Today we enjoy the Cultural Centre as well as the expansion of two more education institutions.
Smith was the founder of the Battlefords Friendship Centre. Through many hours of hard work, patience and perseverance, Smith started the North Battleford Pow-wow. This pow-wow grew to be one of the biggest and the best pow-wow in the province.
During his regime as Director of the Friendship Centre, Smith was instrumental in starting the first all Indian Hockey tournament. The dates in March were carefully selected as the final tournament in the season. He contacted several bands he thought would be interested and invited them to participate for fun and sport with no money involved. Today, this tournament is one of the biggest and best hockey action in the province. This tournament attracts top native calibre hockey in the provinces of Alberta, Saskatchewan, Manitoba and as far east as Ontario.
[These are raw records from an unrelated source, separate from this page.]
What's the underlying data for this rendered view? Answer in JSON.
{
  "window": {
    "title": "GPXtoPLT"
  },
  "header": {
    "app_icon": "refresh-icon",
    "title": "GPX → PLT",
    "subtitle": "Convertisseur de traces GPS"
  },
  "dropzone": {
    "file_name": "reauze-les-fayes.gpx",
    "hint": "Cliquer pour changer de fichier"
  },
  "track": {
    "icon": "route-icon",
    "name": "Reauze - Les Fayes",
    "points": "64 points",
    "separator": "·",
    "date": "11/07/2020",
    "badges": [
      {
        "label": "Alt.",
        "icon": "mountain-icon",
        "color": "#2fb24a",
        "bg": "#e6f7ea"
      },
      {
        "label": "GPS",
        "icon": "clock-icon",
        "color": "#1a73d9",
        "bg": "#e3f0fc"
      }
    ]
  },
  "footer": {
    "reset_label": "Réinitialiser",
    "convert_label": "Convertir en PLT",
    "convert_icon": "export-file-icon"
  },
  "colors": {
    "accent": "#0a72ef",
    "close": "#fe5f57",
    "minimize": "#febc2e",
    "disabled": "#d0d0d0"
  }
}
Twice in his lifetime, Smith was stricken with paralysis. His determination and stubborn nature has enabled him to overcome his disability. A year ago, Smith suffered a stroke which left him paralysed on the left side. Two months later he was wheelchair bound. Today, he walks with a cane, by next summer we should see him riding his saddle horse.
Smith is still actively involved in the Elders program at the Cultural Centre. He is always willing to assist in whatever capacity he can, often helping young University students at his home.
Smith always participated in sports, soccer, etc. Not necessarily to be the best, but to help his team-mates. His father always encouraged him to take part. Smith was a playmaker and would be in a position to kick the ball to one of his team-mates and score. This was the pattern he would follow throughout his career, a team maker, with dreams to start the ball rolling.
The Indian in Smith does not allow him to take any credit for his achievements nor to be recognized for his contribution to society. We do not wish to honour Smith, but to thank him for his dedication and work towards the betterment of Indian people. We hope he will continue to serve as a role model to the many students he taught or came in contact with.